さて、最後の回です。

その日本人エンジニアから機内で聞いた話では、本命に決めた企業を訪問したとき、同じようにヘッドハントされてきた3人と一緒になったそうです。1人は韓国人。車内装の専門家でした。1人は日本人。ドアの専門家でした。もう1人も日本人で、電装関係の専門家だったそうです。それぞれ、日韓のメーカーで長く働いた人々で、4人の専門家によって、この中国の自動車メーカーは3年以内に、小型車で中国トップクラスのモデルを発表したい、という目標を立てたそうです。

中国企業もなかなかやるな、という感じです。

彼らの待遇は、母国での待遇とそう変わるものではないそうです。しかし、エンジニアは実力を発揮できることがいちばん幸福なものです。
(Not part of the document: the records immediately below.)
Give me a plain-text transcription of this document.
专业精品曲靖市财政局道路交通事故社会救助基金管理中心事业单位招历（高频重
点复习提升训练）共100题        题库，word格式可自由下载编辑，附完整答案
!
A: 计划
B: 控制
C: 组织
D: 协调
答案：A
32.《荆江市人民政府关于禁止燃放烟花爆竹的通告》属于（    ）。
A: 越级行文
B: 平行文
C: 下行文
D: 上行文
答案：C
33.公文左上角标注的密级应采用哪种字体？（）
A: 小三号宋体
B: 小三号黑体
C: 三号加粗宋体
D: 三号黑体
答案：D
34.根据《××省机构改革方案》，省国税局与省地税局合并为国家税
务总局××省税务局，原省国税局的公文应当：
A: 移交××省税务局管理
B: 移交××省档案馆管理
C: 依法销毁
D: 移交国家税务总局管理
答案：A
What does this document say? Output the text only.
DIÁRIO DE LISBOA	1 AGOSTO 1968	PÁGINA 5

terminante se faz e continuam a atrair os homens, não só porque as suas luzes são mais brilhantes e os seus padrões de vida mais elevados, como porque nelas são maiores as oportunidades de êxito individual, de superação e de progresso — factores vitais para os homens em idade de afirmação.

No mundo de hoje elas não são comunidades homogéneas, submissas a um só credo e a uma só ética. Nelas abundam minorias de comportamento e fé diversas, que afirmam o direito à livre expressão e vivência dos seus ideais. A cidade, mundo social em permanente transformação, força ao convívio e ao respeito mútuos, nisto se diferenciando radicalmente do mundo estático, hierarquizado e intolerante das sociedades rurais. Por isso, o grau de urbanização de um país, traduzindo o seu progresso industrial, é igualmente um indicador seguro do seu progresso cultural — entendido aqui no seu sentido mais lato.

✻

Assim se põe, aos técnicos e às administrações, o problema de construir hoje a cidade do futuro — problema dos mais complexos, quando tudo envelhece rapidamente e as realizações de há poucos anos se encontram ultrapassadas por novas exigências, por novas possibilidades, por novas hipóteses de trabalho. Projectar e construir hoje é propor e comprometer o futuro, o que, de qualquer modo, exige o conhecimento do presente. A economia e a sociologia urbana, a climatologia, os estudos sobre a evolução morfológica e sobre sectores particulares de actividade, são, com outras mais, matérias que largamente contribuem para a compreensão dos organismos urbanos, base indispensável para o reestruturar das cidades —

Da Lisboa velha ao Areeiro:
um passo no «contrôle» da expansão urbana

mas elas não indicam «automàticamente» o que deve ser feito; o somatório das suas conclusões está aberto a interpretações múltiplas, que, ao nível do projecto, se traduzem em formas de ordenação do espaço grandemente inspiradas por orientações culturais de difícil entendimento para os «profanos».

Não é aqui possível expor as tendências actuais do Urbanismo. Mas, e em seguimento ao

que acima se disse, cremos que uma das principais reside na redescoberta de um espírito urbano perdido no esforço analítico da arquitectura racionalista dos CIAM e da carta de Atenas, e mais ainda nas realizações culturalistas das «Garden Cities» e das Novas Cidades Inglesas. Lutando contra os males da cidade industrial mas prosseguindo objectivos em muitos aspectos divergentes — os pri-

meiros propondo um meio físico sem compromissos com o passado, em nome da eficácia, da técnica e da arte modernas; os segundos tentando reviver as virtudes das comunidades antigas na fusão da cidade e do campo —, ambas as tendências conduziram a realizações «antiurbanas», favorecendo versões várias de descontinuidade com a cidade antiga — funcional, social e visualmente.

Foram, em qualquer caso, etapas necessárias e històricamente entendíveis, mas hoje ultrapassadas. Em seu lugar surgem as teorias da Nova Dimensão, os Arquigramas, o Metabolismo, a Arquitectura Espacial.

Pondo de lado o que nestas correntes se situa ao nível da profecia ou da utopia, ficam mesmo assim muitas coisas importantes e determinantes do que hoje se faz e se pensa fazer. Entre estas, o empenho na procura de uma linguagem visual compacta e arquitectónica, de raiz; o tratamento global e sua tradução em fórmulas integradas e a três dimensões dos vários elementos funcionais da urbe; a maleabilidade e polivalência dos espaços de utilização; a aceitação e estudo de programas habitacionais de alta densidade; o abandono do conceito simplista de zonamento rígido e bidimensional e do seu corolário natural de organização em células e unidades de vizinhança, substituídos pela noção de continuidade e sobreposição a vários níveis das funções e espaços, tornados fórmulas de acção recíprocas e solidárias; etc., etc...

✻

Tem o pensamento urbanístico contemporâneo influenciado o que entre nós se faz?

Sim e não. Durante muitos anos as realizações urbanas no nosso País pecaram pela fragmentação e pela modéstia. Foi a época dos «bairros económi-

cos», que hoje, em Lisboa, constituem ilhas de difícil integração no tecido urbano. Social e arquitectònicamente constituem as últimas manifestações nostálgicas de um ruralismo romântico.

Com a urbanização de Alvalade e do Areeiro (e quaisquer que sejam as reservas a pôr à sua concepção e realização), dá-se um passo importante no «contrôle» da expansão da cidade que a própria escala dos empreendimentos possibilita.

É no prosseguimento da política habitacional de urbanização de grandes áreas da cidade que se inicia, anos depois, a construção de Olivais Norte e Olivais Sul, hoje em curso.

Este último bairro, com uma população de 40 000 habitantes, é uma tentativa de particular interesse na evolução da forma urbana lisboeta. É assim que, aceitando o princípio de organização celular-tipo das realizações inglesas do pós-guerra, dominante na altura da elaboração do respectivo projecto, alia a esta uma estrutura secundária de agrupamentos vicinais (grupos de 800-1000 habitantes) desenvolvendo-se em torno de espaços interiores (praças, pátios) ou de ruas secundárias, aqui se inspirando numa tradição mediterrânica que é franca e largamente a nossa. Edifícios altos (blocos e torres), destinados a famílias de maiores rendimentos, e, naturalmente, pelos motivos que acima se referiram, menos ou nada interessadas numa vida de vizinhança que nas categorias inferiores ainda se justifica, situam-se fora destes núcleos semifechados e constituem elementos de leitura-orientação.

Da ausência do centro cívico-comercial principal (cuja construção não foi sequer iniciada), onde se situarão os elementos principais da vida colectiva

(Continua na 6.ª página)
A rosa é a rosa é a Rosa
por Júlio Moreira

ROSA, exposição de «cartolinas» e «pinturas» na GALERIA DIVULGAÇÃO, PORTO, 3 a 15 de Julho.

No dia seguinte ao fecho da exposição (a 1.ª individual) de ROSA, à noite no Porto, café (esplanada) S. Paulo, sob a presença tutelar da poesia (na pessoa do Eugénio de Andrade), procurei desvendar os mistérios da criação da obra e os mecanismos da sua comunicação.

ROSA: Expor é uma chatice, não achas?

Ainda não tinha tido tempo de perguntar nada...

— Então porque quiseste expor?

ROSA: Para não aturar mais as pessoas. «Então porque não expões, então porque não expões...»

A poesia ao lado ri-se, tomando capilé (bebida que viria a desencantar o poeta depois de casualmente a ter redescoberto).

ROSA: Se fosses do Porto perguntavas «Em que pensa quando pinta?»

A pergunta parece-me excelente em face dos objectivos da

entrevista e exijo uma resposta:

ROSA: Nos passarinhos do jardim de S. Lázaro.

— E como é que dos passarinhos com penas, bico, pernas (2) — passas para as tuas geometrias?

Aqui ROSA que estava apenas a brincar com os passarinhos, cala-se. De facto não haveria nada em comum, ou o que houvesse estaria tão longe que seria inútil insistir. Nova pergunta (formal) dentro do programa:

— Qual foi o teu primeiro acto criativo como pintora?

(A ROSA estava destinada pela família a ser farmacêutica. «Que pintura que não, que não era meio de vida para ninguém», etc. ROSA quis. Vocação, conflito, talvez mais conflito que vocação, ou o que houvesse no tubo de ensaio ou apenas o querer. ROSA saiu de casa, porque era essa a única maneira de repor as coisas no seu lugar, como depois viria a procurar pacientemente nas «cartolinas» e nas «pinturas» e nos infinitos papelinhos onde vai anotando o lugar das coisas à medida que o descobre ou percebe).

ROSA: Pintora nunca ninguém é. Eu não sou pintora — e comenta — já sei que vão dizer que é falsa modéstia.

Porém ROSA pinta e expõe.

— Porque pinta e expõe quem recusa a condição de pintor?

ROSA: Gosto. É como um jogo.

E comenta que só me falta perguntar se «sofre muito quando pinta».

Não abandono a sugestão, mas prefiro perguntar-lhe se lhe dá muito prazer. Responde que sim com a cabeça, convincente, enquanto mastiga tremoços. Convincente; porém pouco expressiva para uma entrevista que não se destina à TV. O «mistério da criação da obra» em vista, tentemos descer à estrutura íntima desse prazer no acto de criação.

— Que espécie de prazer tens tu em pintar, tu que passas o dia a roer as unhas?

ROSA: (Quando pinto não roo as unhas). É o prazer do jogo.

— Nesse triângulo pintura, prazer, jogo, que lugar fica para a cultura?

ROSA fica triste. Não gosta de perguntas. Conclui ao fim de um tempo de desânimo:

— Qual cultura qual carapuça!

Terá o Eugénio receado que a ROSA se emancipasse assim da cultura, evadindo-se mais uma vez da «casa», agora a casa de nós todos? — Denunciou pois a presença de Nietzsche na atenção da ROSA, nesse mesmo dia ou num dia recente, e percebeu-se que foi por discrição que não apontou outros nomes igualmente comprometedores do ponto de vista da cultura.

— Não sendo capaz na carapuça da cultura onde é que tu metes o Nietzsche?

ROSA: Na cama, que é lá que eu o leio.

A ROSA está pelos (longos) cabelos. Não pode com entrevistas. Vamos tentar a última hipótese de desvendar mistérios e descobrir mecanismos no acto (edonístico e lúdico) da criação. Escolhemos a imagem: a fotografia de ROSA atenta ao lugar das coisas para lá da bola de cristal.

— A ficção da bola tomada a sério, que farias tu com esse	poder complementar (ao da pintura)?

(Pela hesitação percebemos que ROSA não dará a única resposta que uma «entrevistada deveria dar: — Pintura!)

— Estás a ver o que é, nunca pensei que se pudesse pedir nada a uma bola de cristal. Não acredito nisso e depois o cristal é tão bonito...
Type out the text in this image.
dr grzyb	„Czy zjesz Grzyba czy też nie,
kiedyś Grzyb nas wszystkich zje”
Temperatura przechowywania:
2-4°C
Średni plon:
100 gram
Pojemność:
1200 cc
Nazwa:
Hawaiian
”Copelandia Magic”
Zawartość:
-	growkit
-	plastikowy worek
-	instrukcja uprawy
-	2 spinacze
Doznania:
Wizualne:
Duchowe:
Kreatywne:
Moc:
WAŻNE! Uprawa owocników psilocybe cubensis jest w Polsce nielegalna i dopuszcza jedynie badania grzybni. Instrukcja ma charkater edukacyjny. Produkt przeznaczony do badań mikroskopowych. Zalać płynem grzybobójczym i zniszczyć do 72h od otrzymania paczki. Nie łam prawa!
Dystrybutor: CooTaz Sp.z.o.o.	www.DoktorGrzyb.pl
例えば日本企業でつまらない事務仕事を回され、人生最後の貴重な労働のチャンスを無駄にするより、慣れない世界でもめいっぱい働ける環境があれば、飛び込んでいきたいと思うのが人間というものでしょう。

彼が企業のオフィスで見せられた設計図は、「まだまだだな」と感じさせるものだったようで、「私でもいろいろやれることがありそうだ」と期待感を高めていました。

中国などで日本の技術が流出する、という問題が心配されています。最先端の技術、国力を左右するような技術についてはまさに流出阻止に全力を挙げるべきだと思います。